И не было смысла втолковывать миру, что он ошибается. Бесполезно. Поэтому — хорошо, будет вам новая история, если вы ее хотите. Довольно невидимости, молчания, робости, оправданий, чувства вины! Человек-невидимка, согласившийся молчать, становится пустым сосудом, который другие могут наполнять своими предрассудками, своими программами действий, своим гневом. Борьба с фанатизмом нуждается в зримых лицах, в громких голосах. Он больше не будет вести себя тихо. Он постарается стать человеком слышимым и видимым.
Нелегко это — быть вытолкнутым на такую широкую сцену. Понадобилось время, чтобы сориентироваться, чтобы понять, как вести себя на таком ярком свету. Он промахивался и оступался, оглушенно умолкал, говорил не то. И все же ясности прибавилось. В Стейшнерз-Холле он отказался быть «нелицом». Америка — сначала Колумбийский университет, потом Вашингтон — позволила ему начать путь к тому, чтобы снова обрести лицо. Роль бойца достойнее, чем роль жертвы. Да, он примет бой. Вот в чем будет теперь заключаться его история.

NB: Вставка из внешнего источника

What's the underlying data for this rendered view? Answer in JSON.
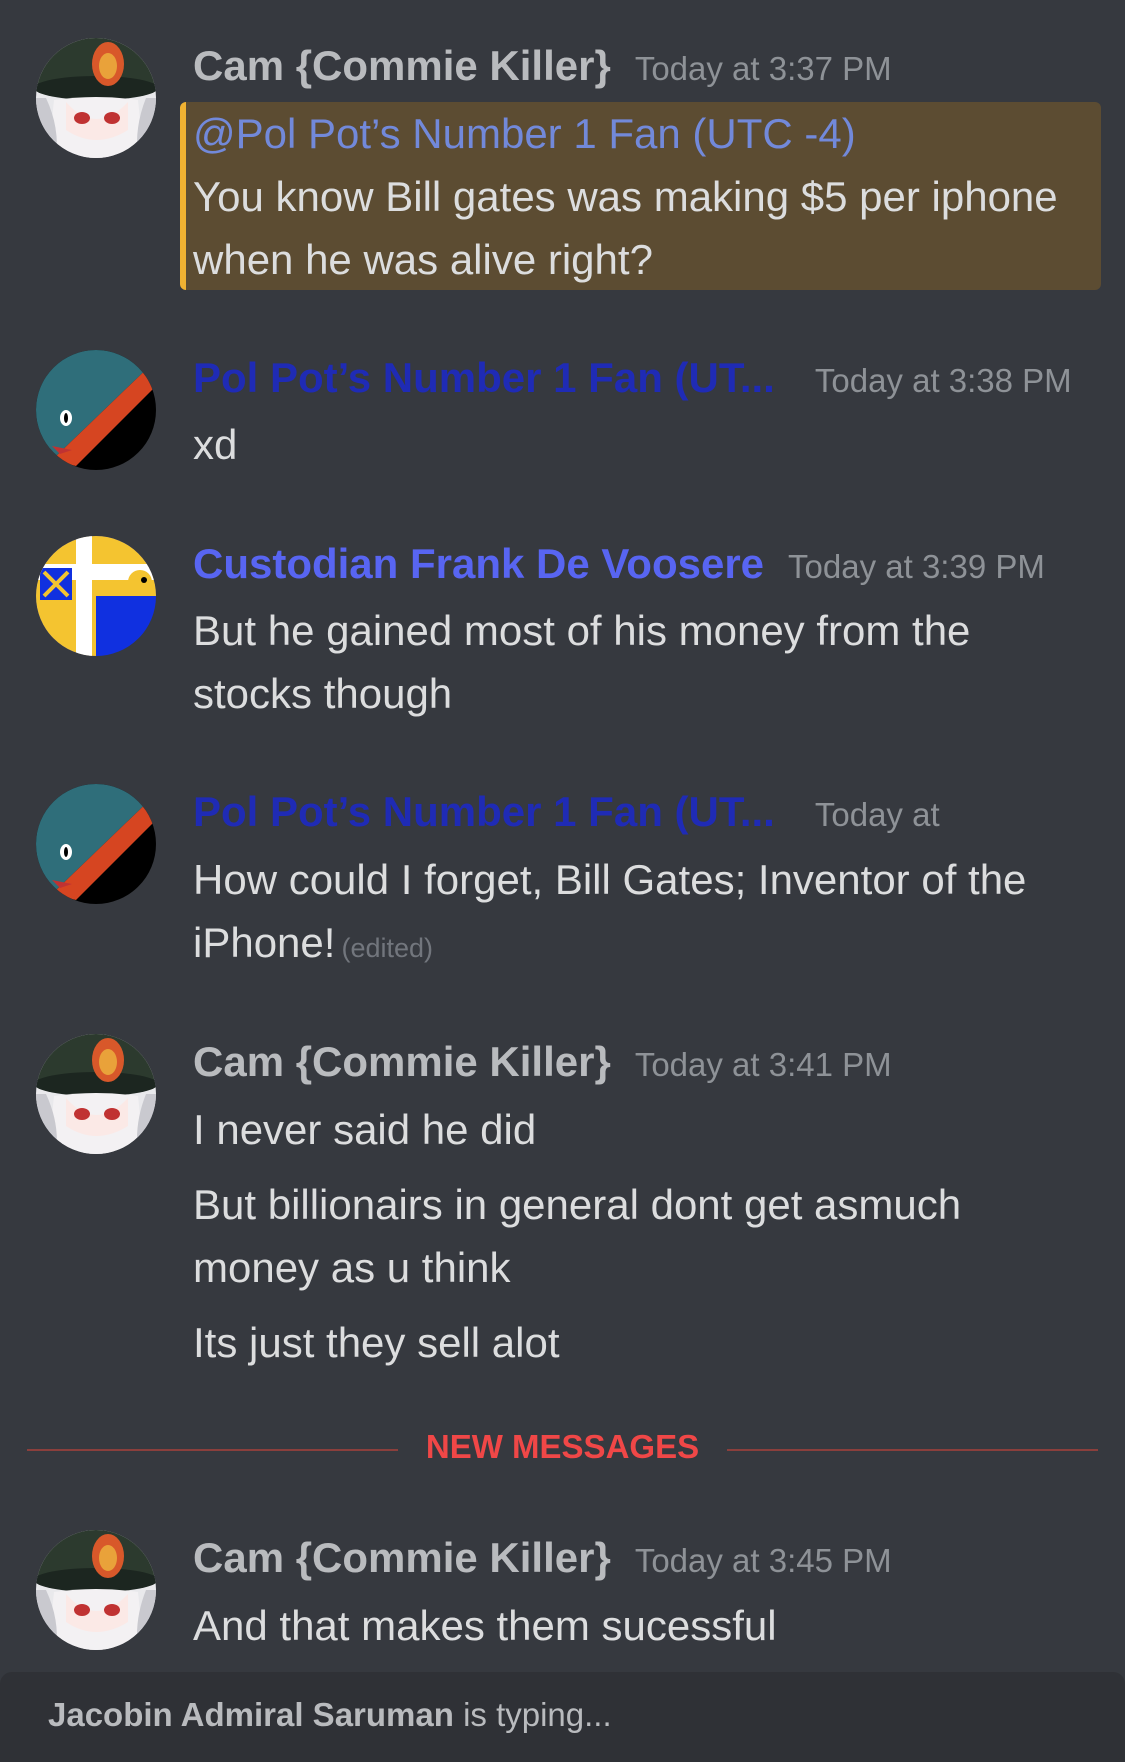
{
  "colors": {
    "background": "#36393f",
    "cam_name": "#b9bbbe",
    "polpot_name": "#1f2bb5",
    "custodian_name": "#5865f2",
    "mention": "#7289da",
    "mention_highlight": "#5c4c32",
    "new_messages": "#f04747"
  },
  "messages": [
    {
      "author": "Cam {Commie Killer}",
      "timestamp": "Today at 3:37 PM",
      "mention": "@Pol Pot’s Number 1 Fan (UTC -4)",
      "text": "You know Bill gates was making $5 per iphone when he was alive right?",
      "avatar_icon": "anime-officer-avatar-icon"
    },
    {
      "author": "Pol Pot’s Number 1 Fan (UT...",
      "timestamp": "Today at 3:38 PM",
      "text": "xd",
      "avatar_icon": "red-teal-flag-avatar-icon"
    },
    {
      "author": "Custodian Frank De Voosere",
      "timestamp": "Today at 3:39 PM",
      "text": "But he gained most of his money from the stocks though",
      "avatar_icon": "blue-yellow-flag-avatar-icon"
    },
    {
      "author": "Pol Pot’s Number 1 Fan (UT...",
      "timestamp": "Today at",
      "text": "How could I forget, Bill Gates; Inventor of the iPhone!",
      "edited": "(edited)",
      "avatar_icon": "red-teal-flag-avatar-icon"
    },
    {
      "author": "Cam {Commie Killer}",
      "timestamp": "Today at 3:41 PM",
      "lines": [
        "I never said he did",
        "But billionairs in general dont get asmuch money as u think",
        "Its just they sell alot"
      ],
      "avatar_icon": "anime-officer-avatar-icon"
    },
    {
      "author": "Cam {Commie Killer}",
      "timestamp": "Today at 3:45 PM",
      "text": "And that makes them sucessful",
      "avatar_icon": "anime-officer-avatar-icon"
    }
  ],
  "divider": {
    "label": "NEW MESSAGES"
  },
  "typing": {
    "user": "Jacobin Admiral Saruman",
    "suffix": "is typing..."
  }
}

Если он когда-нибудь захочет написать книгу об этих годах, как это сделать? Он может, само собой, изменить имена — может назвать этих людей «Хелен Хэммингтон», «Рэб Конноли», «Пол Топпер», «Дик Вуд», «мистер День» и «мистер Утро», — но как дать людям почувствовать, на что похожи были эти годы? Он начал обдумывать проект под условным названием «Инферно» — попытку преобразить свою историю в нечто иное, нежели простая автобиография. В галлюцинаторный портрет человека, чья картина мира оказалась разбита. Как у всех, у него была в голове более или менее осмысленная картина мира. Он жил в этой картине и понимал, что в ней к чему, как ему в ней быть, как находить дорогу. И вдруг фетва, точно огромным молотом, разбила картину, и он очутился в абсурдной, бесформенной и аморальной вселенной, где опасность исходила отовсюду, а осмысленность была утрачена. Герой этой истории отчаянно пытался восстановить картину мира, но куски ломались у него в руках и резали ладони до крови, как осколки зеркала. В умопомрачении, окруженный этим темным лесом, человек с кровоточащими ладонями — его двойник — пробирался к свету сквозь инферно, сквозь ад, минуя бесчисленные его круги, личные и общественные, посещая тайные миры ужаса, проникаясь великими запретными мыслями.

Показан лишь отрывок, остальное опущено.